É preciso diferenciar o que é a rua e o que é a casa (abrigo ou outra instituição). A casa tem leis que ajudam as crianças e os adolescentes a se constituírem: não podem entrar ali com arma, nem droga, nem produto de roubo. A rua tem como regras a violência, a morte, a Aids. O psicanalista admite que é quase impossível, por exemplo, alguém sobreviver na rua sem se drogar, porque a realidade é tão brutal, que é preciso algum anestésico. Dentro das instituições de acolhimento, no entanto, se pode falar sobre a droga, mas não usá-la.

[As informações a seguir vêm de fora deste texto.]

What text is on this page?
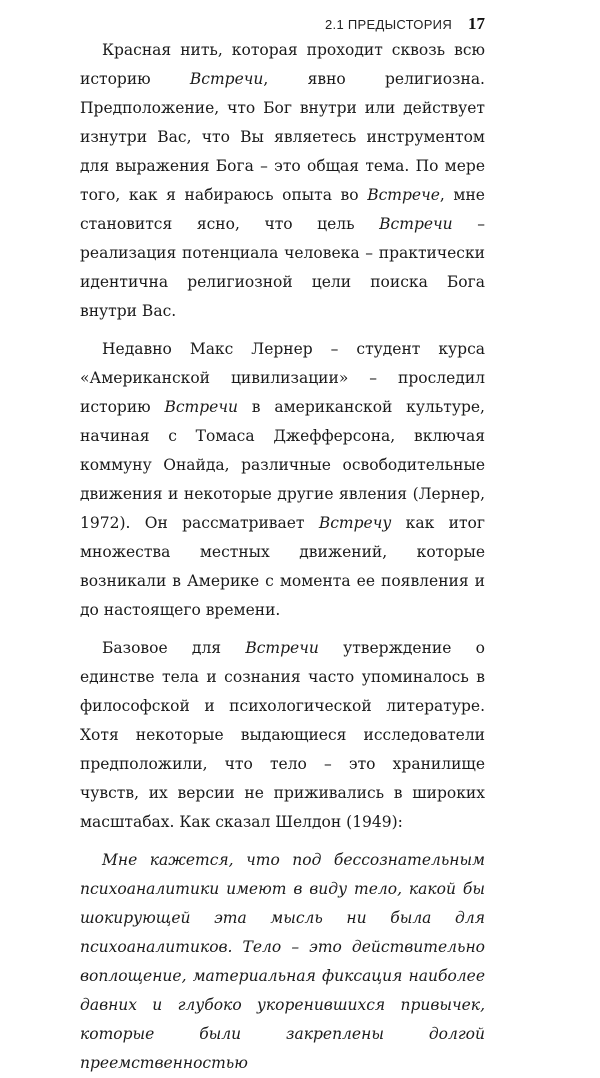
2.1 ПРЕДЫСТОРИЯ 17

Красная нить, которая проходит сквозь всю историю Встречи, явно религиозна. Предположение, что Бог внутри или действует изнутри Вас, что Вы являетесь инструментом для выражения Бога – это общая тема. По мере того, как я набираюсь опыта во Встрече, мне становится ясно, что цель Встречи – реализация потенциала человека – практически идентична религиозной цели поиска Бога внутри Вас.

Недавно Макс Лернер – студент курса «Американской цивилизации» – проследил историю Встречи в американской культуре, начиная с Томаса Джефферсона, включая коммуну Онайда, различные освободительные движения и некоторые другие явления (Лернер, 1972). Он рассматривает Встречу как итог множества местных движений, которые возникали в Америке с момента ее появления и до настоящего времени.

Базовое для Встречи утверждение о единстве тела и сознания часто упоминалось в философской и психологической литературе. Хотя некоторые выдающиеся исследователи предположили, что тело – это хранилище чувств, их версии не приживались в широких масштабах. Как сказал Шелдон (1949):

Мне кажется, что под бессознательным психоаналитики имеют в виду тело, какой бы шокирующей эта мысль ни была для психоаналитиков. Тело – это действительно воплощение, материальная фиксация наиболее давних и глубоко укоренившихся привычек, которые были закреплены долгой преемственностью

“Eu me acostumei com a rua, porque ali o cara é mais livre, mais solto. De instituição eu fujo”, diz Buchecha.
A relação entre os jovens e a rua, e a incompetência das autoridades e técnicos para aceitar e lidar com esse vínculo é outro motivo por que as crianças e os adolescentes preferem ficar fora de qualquer instituição. Broide explica que algumas crianças, adolescentes, e mesmo os adultos começam a se tornar prisioneiros da rua – a ligação fica tão forte, que a tendência é sempre voltar. Uma criança em desenvolvimento geralmente faz vínculos primeiro com a mãe, depois com o pai, a família, e, mais tarde, com a escola e o trabalho. Quem vai para a rua já rompeu estes laços e os refaz num único espaço e tempo: é da rua que vai tirar o alimento, a vida afetiva, os amigos. Também há uma dependência, só que com a morte, porque não há limites para a violência e a doença, e nem um pai que dite uma lei.